Hal lain yang perlu diperhatikan adalah sejauh mana hasil assessment dapat
dijadikan jaminan bagi para stakeholders dalam melakukan penilaian terhadap
perusahaan. Jangan sampai stakeholders skeptis dan merasa assessment hanya
menjadi alat publisitas bagi kepentingan citra perusahaan. Bagi perusahaan yang
telah baik nilai assessment GCG-nya, perlu membuktikan dalam praktik bahwa
memang itulah kondisi riil yang terjadi di perusahaan. Hal lainnya, sudah saatnya
Indonesia memiliki satu ukuran kriteria GCG yang berlaku bagi semua jenis
6. perusahaan, sehingga mekanisme penilaian dalam assessment dapat diterima oleh
semua pihak. Komite Kebijakan Nasional Governance (KNKG) dapat menjadi
pelopor untuk mempersatukan dan mengeluarkan tools assessment yang
komprehensif dan diterima semua pihak. Memang bukan pekerjaan mudah,
namun bukan hal yang mustahil.
Saran
Untuk memperoleh hasil terbaik, korporasi harus meredefinisikan kembali
makna assessment. Langkah pertama adalah dengan membangun kesadaran akan
pentingnya pelaksanaan assessment ini. Keterbukaan dari pihak internal
perusahaan dalam mengungkapkan permasalahan GCG yang terjadi harus
dilakukan. Hal ini dikarenakan, ketika pihak perusahaan menutup-nutupi
permasalahan, ini dapat menjadi “bom waktu” di masa mendatang. Ketika suatu
saat terungkap, efeknya akan membahayakan perusahaan. Perlu
dipahami, assessment GCG ini jangan hanya menjadi formalitas, namun
sesungguhnya ini adalah salah satu bagian penting dari pelaksanaan GCG itu
sendiri. Terkait dengan hal tersebut, komitmen Dewan Komisaris dan Direksi
perlu dibangun agar menyediakan waktu dan jika perlu turut terjun langsung
membantu pihak assessor GCG dalam memperoleh data dan informasi yang
diperlukan.
Langkah selanjutnya, perusahaan melakukan perbaikan parameter, indikator dan
kriteria yang terdapat dalam tools assessment. Perusahaan dapat mengembangkan
sendiri tools assessment GCG agar dapat memperoleh manfaat maksimal. Jika
dirasakan tools assessment dari regulator dianggap kurang memotret secara
keseluruhan praktik GCG, maka sebaiknya ditambahkan sendiri oleh perusahaan.
Hal ini untuk memastikan dimensi seluruh praktik yang dilakukan perusahan
dapat terpotret secara maksimal dan tidak memotret secara parsial.

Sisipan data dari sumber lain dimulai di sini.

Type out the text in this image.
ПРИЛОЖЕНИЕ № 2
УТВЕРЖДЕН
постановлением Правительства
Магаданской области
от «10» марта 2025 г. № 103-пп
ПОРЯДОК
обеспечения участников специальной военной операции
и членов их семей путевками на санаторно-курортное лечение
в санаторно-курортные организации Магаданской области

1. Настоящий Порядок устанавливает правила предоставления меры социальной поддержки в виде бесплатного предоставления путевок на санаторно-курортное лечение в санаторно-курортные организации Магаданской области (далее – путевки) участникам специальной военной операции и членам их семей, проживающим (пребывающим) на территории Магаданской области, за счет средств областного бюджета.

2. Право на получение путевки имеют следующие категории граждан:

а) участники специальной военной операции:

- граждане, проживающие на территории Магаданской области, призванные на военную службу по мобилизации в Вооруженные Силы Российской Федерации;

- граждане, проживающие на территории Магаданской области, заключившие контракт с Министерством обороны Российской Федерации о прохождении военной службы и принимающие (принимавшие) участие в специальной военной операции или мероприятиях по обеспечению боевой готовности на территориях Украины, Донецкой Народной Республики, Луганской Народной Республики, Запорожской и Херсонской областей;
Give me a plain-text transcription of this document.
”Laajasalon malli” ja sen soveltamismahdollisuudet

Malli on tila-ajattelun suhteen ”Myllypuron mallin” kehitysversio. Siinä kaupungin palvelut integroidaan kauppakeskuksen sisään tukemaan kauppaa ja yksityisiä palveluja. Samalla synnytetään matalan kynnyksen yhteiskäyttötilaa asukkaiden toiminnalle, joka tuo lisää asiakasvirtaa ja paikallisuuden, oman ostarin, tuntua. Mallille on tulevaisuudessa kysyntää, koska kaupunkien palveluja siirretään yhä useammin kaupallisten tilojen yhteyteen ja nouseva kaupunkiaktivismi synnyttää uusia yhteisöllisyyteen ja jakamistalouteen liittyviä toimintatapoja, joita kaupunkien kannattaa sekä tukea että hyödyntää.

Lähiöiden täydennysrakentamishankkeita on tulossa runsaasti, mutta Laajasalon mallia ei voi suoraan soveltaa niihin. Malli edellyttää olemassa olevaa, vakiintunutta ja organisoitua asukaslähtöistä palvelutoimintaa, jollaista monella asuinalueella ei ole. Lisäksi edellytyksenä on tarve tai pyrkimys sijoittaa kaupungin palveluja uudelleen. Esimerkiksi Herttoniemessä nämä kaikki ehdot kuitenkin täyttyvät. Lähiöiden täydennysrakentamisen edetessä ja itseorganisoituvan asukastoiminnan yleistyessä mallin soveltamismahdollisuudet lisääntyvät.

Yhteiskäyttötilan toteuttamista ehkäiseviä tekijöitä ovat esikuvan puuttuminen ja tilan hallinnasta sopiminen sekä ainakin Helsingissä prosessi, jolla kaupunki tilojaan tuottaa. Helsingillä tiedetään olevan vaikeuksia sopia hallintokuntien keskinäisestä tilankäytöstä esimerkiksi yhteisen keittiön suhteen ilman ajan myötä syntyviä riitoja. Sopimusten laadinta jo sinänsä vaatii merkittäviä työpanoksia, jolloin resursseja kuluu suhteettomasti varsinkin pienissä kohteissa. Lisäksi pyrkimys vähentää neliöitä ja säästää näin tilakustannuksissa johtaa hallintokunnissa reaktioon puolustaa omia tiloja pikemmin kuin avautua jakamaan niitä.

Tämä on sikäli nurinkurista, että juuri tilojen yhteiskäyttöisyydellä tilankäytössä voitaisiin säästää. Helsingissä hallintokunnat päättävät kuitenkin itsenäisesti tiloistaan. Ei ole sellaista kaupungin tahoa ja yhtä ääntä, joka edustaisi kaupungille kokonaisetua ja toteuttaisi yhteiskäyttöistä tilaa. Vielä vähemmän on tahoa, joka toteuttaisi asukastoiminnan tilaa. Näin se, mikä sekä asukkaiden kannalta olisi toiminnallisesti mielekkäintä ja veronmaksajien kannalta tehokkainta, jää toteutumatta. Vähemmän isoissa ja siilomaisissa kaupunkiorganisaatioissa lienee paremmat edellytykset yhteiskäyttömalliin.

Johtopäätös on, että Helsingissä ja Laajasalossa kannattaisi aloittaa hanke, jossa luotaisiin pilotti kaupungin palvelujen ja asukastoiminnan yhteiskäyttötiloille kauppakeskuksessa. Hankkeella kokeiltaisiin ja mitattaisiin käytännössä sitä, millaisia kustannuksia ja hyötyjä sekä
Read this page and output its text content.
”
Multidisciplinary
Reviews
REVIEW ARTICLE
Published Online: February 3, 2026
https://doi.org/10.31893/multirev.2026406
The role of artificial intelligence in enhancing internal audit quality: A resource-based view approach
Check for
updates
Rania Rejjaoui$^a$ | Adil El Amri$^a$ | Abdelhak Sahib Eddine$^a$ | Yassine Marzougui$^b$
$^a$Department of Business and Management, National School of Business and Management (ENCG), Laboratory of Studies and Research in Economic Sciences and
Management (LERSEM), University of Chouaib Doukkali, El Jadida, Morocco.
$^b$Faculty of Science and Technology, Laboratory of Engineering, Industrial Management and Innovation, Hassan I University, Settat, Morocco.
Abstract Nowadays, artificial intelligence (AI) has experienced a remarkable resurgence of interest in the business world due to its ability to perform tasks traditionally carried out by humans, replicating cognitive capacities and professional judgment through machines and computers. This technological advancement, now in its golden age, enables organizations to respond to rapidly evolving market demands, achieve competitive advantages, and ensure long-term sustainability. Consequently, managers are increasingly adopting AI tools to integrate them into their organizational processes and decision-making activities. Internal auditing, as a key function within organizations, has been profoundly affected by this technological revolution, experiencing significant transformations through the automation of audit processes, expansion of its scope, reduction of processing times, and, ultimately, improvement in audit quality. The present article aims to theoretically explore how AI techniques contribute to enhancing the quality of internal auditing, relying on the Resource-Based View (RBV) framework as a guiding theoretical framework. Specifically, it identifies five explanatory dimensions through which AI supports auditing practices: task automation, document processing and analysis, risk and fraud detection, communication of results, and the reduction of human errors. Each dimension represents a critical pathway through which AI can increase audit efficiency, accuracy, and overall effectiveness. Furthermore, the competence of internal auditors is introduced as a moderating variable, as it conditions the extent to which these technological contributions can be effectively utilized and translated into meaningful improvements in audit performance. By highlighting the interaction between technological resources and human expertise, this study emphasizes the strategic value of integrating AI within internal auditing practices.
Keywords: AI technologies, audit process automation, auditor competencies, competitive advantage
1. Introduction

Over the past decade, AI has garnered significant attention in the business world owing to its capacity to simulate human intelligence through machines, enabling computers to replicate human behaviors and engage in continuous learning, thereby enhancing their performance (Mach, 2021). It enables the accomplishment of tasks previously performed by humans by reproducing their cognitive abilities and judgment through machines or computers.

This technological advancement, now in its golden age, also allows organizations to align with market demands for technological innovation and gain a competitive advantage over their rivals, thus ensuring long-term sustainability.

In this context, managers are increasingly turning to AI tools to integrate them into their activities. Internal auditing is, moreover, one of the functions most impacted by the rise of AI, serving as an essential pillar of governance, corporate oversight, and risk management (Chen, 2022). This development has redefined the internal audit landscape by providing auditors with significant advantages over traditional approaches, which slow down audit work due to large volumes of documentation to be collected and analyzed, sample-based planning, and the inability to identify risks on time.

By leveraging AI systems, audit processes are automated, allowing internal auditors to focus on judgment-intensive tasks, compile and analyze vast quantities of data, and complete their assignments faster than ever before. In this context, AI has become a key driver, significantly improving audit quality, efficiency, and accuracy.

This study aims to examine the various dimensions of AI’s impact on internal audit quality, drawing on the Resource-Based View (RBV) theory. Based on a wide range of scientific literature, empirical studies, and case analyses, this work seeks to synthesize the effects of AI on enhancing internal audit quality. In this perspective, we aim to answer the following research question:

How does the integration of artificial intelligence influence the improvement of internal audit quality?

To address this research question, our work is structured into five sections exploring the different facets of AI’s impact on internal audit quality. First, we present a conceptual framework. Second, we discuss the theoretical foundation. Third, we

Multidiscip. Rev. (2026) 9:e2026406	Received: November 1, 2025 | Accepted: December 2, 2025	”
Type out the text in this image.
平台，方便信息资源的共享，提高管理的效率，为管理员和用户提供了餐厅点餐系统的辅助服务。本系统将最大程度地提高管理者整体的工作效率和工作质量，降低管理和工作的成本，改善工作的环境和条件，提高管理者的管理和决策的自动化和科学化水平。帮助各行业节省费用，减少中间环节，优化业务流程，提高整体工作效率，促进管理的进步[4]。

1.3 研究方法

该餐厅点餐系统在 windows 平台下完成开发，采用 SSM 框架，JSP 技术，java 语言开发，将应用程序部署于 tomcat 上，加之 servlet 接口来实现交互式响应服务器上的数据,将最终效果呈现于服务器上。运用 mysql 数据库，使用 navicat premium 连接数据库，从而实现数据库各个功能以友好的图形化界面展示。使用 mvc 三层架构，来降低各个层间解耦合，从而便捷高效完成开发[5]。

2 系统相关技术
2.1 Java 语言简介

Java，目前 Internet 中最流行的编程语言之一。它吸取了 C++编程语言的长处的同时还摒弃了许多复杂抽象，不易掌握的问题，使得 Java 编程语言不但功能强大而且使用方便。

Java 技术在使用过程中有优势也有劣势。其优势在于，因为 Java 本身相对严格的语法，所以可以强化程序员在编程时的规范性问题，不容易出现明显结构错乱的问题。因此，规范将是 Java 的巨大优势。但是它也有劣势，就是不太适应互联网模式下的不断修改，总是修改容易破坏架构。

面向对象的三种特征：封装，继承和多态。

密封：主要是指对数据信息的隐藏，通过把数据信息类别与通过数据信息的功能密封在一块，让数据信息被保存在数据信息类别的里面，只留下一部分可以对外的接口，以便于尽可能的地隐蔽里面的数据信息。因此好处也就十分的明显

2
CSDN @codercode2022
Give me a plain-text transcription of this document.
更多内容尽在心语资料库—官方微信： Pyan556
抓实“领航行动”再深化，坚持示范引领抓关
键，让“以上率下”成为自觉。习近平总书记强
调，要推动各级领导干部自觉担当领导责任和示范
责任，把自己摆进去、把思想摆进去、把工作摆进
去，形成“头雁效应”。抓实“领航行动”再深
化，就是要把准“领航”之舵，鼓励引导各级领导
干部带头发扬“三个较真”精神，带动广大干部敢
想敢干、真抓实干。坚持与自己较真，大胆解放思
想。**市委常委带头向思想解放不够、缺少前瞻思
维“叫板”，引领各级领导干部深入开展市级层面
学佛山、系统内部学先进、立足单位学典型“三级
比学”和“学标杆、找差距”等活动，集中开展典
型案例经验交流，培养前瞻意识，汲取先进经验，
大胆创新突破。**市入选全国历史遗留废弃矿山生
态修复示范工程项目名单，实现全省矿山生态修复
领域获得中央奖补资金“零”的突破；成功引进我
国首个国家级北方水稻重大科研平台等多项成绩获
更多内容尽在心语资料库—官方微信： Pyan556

Pastikan
bahwa assessment GCG bukan hanya checklist, namun mengukur secara lengkap
praktik yang dilakukan. Selain itu, pertanyaan-pertanyaan terkait
dengan stakeholdersperlu dipertajam. Metode pelaksanaan assessment GCG pun
perlu dilihat mana yang cocok dengan perusahaan. Intinya, assessment ini benar-
benar mengukur seluruh praktik yang melibatkan GCG di dalam pengelolaan
perusahaan.
Langkah berikutnya adalah dengan mengimplementasikan rekomendasi perbaikan
hasil assessment dengan penuh kesungguhan. Hal ini sangat penting, karena tanpa
pelaksanaan hasil rekomendasi ini, pelaksanaan assessment akan sia-sia belaka.
Ada rekomendasi yang memerlukan waktu jangka pendek, jangka menengah dan
jangka panjang. Perusahaan dapat memfokuskan pada perbaikan rekomendasi
jangka pendek dan jangka menengah yang relatif dapat ditangani dengan baik.
Pada akhirnya, diharapkan assessment GCG benar-benar dapat dilaksanakan
secara maksimal oleh perusahaan. Semoga.